St. Alban the Martyr

Our Anglo-Catholic Traditions

St Alban’s has an Anglo-Catholic heritage. Catholic comes from of a Greek word meaning “for everyone”. To us the Church of England is a Reformed Catholic Church, maintaining the faith of the Creeds and the Early Councils, the Sacraments and the succession of Bishops from the Apostles.

Our Catholic tradition celebrates the Incarnation – the coming to humanity of God in the person of his Son Jesus Christ, who is present among us today in the form of the Bread and Wine which become for us his Body and Blood in the sacrament of the Eucharist. We keep some of the consecrated bread – the Blessed Sacrament – in a Tabernacle either on the High Altar or in St Patrick’s Chapel.

Our style of worship makes use of the things of this world to approach heaven: fine music and architecture, formal and dignified language, the light of candles, the sound of bells, incense, holy water, coloured vestments, movement and bodily gesture. In the ceremonial of our Eucharist these God-given earthly things draw us heavenward.

Vestments – The Priest’s vestments have a biblical basis in the priestly robes of the Old Testament.

Servers – The Priest is assisted by robed lay servers. The thurifer carries the censer or thurible filled with charcoal for burning incense during the service, acolytes lead the Priest carrying lighted candles and sometimes a crucifer carries the cross in processions.

Choir– Our robed Choir sings parts of the liturgy and leads the hymns.

Lights– Lighted candles and lamps remind us that Jesus Christ is the Light of the World.

Incense – is a symbol of prayer, reminding us to worship with all our senses. In Psalm 141 prayers are said to be like the smoke rising from burning incense. It is used in processions and at key points in the Liturgy: at the Gospel, the Offertory, and the Consecration.

Bells – draw attention to important moments in the service, especially when the body and blood of Christ are raised for all to see and the tower bell is rung, to let the parish know that this part of the service has been reached.

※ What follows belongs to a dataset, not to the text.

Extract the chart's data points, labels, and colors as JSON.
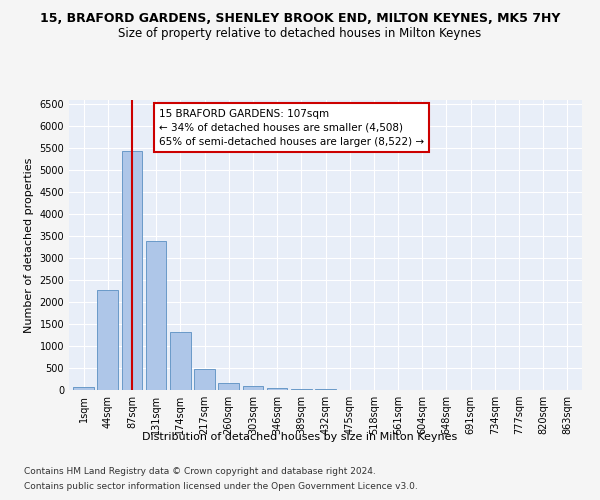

Using the Body in Worship–Anglo-Catholic worship invites us to participate through bodily gestures. The guiding principle is the Incarnation – God taking a human body in Jesus of Nazareth and living a human life among us in that body. This means that what we do with our bodies is important. The whole person is involved in worship, body and soul. We use three major gestures:

We make the sign of the cross, reminding us of our Baptism and Profession of Faith, at those points in the service marked X. In the Western tradition we make the sign of the cross by touching the fingertips of our right hand to our forehead, touching the centre of our chest below the heart, touching the front side of our left shoulder, touching our right shoulder and finally touching our chest over our heart.

We bow to the altar, to the cross at the head of a procession, to the passing of the Priest in a procession, at the name of Jesus and in the Creed at the words describing the Incarnation.

If we are physically able, we genuflect – by bowing while bending the right knee towards the ground – in the presence of the Blessed Sacrament and therefore when approaching or crossing in front of the altar where the sacrament is reserved.

Communion – The Church of England offers Eucharistic Hospitality: visitors who are regular members of another church and receive communion in that church are invited to receive communion here.